Woah there party girl.
Maybe start with just a lap of honour. Keeping your clothes on. Then we’ll start to think about streaking. You took a giant leap there.
I’m sure we all pictured a Ferrell style affair in the quad.
Our worrier managed to slip in a brilliant background glare behind Hollywood’s judging again this week:
But our Nadiya Worried Face of the Week has to be…
You can literally directly compare Nad’s face to the others, she’s just so intense! Scan L-R at the eyes, Ian’s are kind of like slits, Flo’s are a bit dark, HELLO EYEBALLS.
Her eyes are like Will Ferrell’s cheeks – I just can’t not look. they penetrate to the soul.
But it was all worth it as…
Paul is out!
Mel and Sue
‘Of course when Madonna makes cream horns she simply uses her bra.’

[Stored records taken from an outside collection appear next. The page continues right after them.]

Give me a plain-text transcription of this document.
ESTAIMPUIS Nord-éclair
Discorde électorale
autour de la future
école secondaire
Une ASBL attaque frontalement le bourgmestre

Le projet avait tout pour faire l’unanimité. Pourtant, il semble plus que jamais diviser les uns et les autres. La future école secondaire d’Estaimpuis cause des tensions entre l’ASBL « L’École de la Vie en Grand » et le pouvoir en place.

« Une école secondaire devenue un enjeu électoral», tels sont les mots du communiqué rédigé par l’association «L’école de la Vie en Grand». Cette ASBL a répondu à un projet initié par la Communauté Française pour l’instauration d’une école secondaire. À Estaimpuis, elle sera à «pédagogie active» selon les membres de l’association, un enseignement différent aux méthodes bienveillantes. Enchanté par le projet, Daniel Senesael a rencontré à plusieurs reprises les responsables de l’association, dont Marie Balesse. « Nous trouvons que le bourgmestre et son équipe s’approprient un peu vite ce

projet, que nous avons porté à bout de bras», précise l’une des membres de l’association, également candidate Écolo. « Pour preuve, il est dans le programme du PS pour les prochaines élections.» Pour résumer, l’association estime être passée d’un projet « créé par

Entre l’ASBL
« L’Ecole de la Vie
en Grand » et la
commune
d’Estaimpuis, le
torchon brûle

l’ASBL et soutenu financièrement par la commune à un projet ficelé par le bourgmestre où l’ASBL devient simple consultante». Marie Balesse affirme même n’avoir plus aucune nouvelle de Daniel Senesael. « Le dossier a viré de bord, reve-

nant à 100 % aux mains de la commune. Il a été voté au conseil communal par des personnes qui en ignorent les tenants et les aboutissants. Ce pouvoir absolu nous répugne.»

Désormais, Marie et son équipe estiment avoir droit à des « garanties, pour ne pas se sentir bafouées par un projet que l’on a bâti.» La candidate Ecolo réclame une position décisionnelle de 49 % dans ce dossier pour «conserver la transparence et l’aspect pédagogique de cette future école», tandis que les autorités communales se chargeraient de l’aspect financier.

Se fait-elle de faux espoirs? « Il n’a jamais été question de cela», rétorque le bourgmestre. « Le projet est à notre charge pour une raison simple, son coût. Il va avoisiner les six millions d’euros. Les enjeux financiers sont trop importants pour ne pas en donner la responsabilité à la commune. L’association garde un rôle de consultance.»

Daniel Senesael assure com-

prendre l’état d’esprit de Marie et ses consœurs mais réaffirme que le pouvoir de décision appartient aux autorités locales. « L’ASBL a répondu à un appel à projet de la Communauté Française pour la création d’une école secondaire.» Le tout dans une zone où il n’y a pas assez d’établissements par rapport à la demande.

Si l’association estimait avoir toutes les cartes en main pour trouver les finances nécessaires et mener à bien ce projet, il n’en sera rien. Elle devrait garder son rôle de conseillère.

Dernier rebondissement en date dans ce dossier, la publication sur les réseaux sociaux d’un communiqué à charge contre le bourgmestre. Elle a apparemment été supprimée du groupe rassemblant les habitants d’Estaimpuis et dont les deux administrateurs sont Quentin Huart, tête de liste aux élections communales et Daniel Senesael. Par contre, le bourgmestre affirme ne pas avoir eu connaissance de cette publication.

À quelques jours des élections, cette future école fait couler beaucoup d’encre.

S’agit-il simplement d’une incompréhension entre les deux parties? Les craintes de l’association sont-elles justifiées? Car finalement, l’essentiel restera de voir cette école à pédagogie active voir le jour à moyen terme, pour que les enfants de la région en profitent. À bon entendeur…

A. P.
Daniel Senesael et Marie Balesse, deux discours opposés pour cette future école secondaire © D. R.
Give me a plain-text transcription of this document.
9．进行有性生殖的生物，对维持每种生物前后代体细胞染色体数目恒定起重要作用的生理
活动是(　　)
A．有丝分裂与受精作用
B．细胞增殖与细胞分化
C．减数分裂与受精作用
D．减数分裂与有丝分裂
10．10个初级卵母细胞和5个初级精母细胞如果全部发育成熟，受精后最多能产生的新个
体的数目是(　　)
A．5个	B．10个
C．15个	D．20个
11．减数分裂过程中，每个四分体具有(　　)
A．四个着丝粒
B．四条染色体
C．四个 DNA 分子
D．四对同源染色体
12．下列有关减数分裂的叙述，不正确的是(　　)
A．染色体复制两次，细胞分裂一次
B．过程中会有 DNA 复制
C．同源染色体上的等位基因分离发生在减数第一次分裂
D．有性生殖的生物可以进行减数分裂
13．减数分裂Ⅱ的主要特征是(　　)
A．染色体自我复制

A nod to contestant Paul’s cream coloured top – such a strange choice for TV
Moment when Bake Off shows baking in a ridiculously serious light akin to a Scorsese script:
‘If the eclairs aren’t done well they could blend. which would be ghastly.’ – Mary
‘That bullet had my name written on it.’ – Flo
Innuendo of the week
Lots of talk of creams with horn and filling said horn with said cream.